Liudmila Joukovskaya
Jan 22, 2024
·
7 min read

ML Training Objectives vs Business Objectives

Augmenting ML models to align their output with business objectives

ML Model Training Objective

Consider classification models in machine learning. Such models are trained to output confidence scores for each prediction.

In our system the documents (Evi cards) are fed into a classification model which outputs such a confidence score. This confidence score, a number between 0 and 1, is used to decide whether the item is relevant or not. Specifically, we need to specify a score threshold which is then used to determine how predictions are converted into decisions: predictions with confidence score higher than score threshold are considered relevant. Score threshold is picked based on the model performance on evaluation data (i.e. representative data which was not used during training).

In a typical scenario we train and release new models twice a week as we collect more training data. Evaluation data is normally kept unchanged for much longer to allow assessing relative performance of new models.

It is important to realize that the score threshold depends on the model and training data and thus is potentially different for each model release.

Business Objective

Let’s get back to the model performance as perceived by the user, we call this business objective to differentiate from model training objective.

A typical business objective reads like: decisions should be correct in 95% of cases. Here “cases” refers to model performance in deployment, not in training, or at least on evaluation data which was not seen by the model during training.

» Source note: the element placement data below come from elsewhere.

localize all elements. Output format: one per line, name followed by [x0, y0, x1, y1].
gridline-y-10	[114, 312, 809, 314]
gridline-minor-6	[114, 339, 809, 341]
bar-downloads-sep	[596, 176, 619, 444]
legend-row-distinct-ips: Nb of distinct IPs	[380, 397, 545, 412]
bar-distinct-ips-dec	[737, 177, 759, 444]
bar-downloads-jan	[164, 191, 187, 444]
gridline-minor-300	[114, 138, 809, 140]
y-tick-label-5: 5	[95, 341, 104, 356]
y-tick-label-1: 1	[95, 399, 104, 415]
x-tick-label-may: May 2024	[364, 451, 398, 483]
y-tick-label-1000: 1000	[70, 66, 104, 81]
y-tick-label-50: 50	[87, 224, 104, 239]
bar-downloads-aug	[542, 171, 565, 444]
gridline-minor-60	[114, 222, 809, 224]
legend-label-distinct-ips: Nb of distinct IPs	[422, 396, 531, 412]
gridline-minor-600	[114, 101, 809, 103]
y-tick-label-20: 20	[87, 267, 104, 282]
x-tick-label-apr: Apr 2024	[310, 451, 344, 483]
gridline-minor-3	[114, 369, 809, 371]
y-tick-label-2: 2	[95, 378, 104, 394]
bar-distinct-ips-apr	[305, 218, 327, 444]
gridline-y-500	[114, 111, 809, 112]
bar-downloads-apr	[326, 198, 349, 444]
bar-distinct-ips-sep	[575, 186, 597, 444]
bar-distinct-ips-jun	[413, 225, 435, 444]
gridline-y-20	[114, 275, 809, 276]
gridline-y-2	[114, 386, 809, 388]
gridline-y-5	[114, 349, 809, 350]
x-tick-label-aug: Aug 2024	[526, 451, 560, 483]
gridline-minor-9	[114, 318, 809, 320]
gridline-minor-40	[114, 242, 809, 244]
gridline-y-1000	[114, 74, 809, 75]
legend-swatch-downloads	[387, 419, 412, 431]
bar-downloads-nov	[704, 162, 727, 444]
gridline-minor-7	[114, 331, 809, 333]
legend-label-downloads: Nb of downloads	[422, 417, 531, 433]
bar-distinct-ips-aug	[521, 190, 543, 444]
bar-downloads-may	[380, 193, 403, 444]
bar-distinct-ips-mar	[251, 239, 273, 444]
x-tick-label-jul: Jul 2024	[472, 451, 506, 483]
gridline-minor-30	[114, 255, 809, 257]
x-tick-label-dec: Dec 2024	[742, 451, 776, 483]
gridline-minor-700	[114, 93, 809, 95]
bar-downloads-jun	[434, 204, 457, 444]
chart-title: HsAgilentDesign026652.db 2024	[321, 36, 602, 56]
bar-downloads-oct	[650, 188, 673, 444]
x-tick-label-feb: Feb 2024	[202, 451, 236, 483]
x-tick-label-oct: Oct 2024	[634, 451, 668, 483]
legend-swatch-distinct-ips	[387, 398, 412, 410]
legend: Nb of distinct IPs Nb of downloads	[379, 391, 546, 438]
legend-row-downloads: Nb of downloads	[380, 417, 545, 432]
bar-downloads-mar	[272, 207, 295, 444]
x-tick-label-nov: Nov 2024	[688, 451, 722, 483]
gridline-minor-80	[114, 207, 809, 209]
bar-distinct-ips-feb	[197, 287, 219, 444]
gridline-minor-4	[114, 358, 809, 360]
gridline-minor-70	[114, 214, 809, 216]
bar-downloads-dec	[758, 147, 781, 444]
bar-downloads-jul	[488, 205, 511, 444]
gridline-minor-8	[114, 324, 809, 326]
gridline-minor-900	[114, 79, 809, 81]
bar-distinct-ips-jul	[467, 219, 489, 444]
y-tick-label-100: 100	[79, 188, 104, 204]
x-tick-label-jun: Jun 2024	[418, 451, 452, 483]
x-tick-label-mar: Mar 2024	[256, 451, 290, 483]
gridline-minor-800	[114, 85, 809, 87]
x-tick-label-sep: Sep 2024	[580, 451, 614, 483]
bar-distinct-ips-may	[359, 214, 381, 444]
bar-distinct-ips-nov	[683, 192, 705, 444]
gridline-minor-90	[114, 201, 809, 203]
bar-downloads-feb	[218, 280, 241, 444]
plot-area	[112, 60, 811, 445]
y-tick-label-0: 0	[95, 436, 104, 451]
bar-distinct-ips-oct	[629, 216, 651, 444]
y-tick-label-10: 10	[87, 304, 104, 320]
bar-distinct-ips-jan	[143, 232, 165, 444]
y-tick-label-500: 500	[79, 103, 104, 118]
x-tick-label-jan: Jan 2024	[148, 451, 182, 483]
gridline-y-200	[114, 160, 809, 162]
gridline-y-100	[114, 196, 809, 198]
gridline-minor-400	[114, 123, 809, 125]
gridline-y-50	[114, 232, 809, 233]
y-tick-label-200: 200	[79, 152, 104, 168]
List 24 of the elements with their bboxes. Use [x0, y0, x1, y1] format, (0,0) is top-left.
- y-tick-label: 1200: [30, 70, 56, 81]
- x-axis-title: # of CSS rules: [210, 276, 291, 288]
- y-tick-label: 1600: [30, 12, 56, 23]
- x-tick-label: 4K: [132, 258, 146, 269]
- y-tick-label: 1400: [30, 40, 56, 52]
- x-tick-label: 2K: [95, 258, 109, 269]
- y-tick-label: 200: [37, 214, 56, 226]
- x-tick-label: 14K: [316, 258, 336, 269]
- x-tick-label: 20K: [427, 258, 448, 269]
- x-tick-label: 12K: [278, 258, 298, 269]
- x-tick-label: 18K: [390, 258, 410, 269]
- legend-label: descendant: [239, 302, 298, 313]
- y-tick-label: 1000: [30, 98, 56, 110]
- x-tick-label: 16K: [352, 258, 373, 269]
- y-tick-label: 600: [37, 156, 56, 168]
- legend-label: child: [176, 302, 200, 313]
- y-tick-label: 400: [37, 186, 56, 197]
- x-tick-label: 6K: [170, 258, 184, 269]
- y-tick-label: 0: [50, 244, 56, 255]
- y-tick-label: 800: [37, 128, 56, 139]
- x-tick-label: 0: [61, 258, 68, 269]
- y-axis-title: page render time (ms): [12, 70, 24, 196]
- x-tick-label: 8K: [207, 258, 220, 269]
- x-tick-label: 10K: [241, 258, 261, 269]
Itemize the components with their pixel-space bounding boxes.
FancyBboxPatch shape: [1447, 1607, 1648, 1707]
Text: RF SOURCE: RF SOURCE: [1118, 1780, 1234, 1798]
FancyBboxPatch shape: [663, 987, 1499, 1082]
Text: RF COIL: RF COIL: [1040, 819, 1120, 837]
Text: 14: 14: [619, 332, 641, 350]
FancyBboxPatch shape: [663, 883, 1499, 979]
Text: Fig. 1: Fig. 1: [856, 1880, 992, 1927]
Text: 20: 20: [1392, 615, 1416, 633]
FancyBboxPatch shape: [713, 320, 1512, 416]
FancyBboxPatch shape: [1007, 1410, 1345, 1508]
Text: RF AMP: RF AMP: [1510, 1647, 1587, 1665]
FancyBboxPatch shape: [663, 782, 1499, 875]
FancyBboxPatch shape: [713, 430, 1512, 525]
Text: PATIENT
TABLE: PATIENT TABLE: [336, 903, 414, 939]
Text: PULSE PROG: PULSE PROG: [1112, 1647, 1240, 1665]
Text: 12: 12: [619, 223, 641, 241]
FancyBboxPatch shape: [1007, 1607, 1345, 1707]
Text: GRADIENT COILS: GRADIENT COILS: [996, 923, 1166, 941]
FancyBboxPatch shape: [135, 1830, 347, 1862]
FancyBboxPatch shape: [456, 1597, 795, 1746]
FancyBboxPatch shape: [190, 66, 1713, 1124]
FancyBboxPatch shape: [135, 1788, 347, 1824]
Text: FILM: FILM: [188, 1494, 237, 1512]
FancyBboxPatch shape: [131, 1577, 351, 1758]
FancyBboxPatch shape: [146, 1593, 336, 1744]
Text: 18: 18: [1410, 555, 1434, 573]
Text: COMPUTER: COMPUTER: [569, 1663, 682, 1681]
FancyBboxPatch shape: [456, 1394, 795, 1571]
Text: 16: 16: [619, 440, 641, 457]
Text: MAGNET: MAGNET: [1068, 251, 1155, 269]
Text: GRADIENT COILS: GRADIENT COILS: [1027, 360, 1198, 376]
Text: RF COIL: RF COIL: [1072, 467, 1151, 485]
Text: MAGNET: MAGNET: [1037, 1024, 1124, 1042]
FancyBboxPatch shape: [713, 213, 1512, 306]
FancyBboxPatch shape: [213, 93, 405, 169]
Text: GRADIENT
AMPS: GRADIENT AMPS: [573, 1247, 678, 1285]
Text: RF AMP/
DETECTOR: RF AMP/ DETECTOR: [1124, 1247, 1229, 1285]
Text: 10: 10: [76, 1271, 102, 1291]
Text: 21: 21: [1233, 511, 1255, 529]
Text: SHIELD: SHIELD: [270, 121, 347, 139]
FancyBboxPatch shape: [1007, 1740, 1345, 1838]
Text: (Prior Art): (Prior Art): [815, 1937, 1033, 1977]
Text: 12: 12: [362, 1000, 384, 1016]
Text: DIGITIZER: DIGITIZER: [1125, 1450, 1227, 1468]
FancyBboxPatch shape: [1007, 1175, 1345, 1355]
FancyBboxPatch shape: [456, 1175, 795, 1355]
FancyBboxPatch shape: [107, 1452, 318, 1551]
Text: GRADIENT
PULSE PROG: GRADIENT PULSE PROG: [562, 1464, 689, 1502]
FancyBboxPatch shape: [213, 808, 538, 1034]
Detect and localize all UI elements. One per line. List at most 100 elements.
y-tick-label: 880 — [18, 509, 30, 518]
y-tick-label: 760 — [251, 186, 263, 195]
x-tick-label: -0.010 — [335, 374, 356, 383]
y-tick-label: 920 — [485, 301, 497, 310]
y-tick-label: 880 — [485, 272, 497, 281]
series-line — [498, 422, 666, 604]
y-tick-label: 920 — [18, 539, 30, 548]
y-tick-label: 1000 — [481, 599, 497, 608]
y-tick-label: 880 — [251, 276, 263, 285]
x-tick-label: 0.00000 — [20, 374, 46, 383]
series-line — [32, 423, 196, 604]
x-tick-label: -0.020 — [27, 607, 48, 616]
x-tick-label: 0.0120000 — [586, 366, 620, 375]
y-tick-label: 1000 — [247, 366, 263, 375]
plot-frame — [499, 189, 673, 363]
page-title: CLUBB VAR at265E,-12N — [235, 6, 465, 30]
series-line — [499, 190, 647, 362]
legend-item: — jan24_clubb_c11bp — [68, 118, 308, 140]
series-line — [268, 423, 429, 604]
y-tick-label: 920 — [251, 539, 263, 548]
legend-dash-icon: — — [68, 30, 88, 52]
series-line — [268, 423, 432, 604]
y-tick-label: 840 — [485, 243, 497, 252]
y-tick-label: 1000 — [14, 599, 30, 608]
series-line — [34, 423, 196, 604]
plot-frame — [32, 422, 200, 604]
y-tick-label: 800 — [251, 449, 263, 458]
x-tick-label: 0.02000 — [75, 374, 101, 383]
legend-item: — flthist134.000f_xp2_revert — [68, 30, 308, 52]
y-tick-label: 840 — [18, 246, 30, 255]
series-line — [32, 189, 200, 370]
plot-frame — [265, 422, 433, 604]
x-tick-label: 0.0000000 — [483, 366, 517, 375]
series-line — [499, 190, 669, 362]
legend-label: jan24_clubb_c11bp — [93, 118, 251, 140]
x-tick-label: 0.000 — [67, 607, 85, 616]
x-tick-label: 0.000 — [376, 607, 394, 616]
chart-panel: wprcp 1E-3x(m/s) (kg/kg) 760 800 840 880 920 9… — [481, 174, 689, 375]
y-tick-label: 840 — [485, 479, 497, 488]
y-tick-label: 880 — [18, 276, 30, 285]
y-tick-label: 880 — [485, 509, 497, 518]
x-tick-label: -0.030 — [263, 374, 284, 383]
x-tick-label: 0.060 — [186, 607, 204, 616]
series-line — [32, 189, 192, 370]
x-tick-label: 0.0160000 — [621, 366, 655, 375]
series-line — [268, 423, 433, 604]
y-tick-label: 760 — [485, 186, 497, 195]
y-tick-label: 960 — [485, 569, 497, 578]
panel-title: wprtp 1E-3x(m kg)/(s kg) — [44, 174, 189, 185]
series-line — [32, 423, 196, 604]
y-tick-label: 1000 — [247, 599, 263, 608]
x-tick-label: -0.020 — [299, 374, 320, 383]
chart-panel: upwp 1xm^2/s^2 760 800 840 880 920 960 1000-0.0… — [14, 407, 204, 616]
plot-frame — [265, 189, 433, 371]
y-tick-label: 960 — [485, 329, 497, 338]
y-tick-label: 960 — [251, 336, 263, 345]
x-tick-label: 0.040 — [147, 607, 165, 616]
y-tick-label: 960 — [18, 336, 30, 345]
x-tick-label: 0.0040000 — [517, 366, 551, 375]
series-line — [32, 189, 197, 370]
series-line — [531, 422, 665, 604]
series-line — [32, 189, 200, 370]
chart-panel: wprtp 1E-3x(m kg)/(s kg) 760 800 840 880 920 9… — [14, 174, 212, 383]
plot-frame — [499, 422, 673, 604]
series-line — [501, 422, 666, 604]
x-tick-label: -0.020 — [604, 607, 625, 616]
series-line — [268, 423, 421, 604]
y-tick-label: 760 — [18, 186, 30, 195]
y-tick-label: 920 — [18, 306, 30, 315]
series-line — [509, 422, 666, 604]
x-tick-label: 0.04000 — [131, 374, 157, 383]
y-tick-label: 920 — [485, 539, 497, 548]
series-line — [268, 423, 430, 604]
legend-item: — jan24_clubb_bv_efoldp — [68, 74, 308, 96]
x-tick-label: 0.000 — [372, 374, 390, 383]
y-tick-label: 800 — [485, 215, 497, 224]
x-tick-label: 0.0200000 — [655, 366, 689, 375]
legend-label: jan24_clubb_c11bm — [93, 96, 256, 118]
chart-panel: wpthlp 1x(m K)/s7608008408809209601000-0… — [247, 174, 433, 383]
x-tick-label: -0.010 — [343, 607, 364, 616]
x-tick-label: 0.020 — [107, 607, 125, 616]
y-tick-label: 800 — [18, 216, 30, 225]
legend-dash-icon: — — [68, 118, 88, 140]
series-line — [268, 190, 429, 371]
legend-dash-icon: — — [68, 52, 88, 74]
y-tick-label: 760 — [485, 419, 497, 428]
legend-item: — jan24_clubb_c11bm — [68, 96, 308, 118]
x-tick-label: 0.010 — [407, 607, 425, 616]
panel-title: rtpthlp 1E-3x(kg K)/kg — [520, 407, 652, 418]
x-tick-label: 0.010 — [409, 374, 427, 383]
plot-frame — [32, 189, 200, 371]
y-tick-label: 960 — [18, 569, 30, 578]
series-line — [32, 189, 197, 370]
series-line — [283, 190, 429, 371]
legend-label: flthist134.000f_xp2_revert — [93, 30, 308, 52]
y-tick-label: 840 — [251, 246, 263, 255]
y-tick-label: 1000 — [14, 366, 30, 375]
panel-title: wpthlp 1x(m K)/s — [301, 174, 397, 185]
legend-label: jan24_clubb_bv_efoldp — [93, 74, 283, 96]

To allow automation, let’s assume the business objective establishes required precision on evaluation data (as a side note: higher precision results in lower recall, so there needs to be a trade-off).

Having a model in production which outputs just the confidence score is inconvenient. This is because confidence score itself can not be interpreted as performance on evaluation data.

Augmenting ML Models to Output Business Objective

What if we make the model output not the confidence score, but instead a number which could be directly interpreted in a model-independent way?

To achieve that we need to embed a calibration curve into the model itself.

Model creation steps become:
  • Model training (this step is unchanged)
  • Run the model on evaluation data to calculate calibration curve
  • Embed calibration into models’s Tensorflow graph

As a result of this our classification model outputs model-independent estimates for each prediction.

For example, let’s assume the model outputs the decision “YES” with an estimate 97%. This estimate is directly interpretable. It is not a confidence score which requires a score threshold to make a decision. Instead we can compare this 97% value with our business objective (which in our example is 95%).

Model-independent confidence estimates simplify other things as well, e.g. they are comparable between different versions of the models in continuous deployment scenarios.